POST BY PADDY JOHNSONDave Choi, Art Fag City, Hogar Collection, Pig
Dave Choi, Pig, 2009, Mason jars, colored hot glue, coins. Image via: Hogar Collection

My latest review is up at The L Magazine. The short of it: Go see Dave Choi’s exhibition at Hogar Collection. The teaser below,

Why do some artists become famous while others are passed by? I used to ask this question all the time while visiting artMovingProjects, a Williamsburg gallery that specialized in exhibiting wildly talented mid-career artists, who for one reason or another had been passed over by the Chelsea community. The gallery sadly closed its doors last year, but Dave Choi’s exhibition “If A Lion Could Speak We Could Not Understand Him” at Hogar Collection could be a sign that there are more spaces in that neck of the woods taking on the job.

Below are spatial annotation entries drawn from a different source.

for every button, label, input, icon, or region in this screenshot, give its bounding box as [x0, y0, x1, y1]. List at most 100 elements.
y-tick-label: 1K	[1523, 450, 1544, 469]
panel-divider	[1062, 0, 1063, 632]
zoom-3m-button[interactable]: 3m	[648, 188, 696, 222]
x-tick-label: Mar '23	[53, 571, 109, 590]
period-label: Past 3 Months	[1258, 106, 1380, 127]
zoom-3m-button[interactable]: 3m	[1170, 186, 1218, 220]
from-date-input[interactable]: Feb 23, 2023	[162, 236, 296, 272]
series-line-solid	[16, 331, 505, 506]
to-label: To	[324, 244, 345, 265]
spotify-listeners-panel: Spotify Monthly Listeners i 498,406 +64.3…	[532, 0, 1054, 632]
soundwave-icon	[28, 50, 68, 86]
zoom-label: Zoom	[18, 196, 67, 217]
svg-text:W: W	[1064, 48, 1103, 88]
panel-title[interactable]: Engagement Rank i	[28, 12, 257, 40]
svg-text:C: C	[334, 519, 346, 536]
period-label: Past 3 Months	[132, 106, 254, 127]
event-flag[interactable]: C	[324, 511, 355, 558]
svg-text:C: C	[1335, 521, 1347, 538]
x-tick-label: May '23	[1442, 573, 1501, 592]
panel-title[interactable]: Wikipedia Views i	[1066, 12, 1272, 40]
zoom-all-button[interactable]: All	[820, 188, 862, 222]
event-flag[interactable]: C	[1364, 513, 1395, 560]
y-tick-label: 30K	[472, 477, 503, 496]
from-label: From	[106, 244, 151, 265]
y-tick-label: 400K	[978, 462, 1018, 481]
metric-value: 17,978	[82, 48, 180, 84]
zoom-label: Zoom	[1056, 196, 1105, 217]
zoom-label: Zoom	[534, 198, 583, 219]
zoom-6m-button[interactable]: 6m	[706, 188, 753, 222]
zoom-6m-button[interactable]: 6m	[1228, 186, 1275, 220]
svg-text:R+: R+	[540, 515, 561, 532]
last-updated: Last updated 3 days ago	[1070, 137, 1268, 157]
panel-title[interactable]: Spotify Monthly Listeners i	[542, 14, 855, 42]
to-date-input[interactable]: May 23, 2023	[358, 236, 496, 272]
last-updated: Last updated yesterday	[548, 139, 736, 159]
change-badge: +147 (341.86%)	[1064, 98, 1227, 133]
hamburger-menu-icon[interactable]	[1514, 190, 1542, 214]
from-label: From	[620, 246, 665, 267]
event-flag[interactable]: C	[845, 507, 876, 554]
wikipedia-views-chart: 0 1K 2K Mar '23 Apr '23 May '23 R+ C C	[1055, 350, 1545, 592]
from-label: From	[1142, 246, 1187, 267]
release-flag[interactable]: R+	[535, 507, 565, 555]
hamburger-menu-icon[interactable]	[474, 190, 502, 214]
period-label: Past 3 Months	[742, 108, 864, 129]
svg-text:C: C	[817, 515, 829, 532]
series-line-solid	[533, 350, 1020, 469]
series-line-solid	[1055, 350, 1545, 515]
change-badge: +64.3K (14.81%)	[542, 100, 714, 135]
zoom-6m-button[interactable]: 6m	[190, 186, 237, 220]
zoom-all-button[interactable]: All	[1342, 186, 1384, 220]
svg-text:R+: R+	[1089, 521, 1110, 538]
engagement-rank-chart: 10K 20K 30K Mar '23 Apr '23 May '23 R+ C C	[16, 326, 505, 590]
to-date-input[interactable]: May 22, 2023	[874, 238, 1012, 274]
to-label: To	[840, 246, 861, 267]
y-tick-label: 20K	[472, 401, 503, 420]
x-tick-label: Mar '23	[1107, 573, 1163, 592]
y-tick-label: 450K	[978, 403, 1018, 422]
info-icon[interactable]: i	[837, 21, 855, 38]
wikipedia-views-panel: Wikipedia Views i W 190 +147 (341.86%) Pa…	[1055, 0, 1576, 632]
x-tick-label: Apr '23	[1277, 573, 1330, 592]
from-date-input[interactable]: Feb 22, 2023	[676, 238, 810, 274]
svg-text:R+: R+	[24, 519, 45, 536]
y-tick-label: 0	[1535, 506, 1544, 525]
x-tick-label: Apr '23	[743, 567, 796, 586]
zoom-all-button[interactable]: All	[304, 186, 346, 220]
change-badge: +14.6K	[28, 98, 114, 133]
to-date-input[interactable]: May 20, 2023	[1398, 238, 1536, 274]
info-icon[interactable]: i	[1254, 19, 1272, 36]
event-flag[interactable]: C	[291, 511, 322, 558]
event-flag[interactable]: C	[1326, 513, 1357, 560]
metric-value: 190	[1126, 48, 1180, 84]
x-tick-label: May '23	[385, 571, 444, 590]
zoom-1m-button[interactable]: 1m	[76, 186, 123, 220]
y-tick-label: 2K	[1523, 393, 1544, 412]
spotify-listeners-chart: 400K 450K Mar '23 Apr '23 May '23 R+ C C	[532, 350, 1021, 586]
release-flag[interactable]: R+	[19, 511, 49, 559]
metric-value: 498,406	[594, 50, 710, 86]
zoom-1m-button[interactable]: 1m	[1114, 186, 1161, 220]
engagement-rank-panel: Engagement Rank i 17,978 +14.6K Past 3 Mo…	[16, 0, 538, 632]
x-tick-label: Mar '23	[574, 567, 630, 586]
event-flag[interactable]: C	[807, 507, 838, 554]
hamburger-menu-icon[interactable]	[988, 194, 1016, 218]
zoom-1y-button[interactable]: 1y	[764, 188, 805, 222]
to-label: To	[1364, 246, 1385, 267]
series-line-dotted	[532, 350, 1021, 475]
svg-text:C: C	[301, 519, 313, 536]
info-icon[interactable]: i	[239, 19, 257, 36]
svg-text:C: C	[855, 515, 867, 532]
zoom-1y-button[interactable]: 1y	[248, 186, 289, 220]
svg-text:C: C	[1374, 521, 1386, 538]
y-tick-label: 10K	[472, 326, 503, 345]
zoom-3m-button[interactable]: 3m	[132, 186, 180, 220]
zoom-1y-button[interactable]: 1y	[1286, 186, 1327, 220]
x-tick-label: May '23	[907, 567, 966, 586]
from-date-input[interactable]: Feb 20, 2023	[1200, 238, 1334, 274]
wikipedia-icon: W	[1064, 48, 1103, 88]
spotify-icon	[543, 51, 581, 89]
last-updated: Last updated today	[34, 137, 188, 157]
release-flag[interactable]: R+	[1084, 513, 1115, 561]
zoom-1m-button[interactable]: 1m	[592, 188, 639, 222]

It’s not clear to me why the 40-year-old artist doesn’t have a long, blue-chip exhibition history, particularly when his virtuoso handling of discarded and mass-produced materials can be gleaned immediately when entering Hogar Collection. Among the more prominent sculptures, a slotless, hot-glued piggy bank [above] made from broken mason jars sits at the back of the gallery while a large wall-mounted, mixed dirt and glue tondo fills the entire far wall. Naturally, there’s less representational rendering in the latter work, but it does include a strangely small pair of skeletons embracing in the gallery’s center, surrounded by carefully laid garbage found on the streets of Bushwick. Hilariously, the detritus includes a lone chicken bone, which is about the same size as any of the larger parts in the skeleton.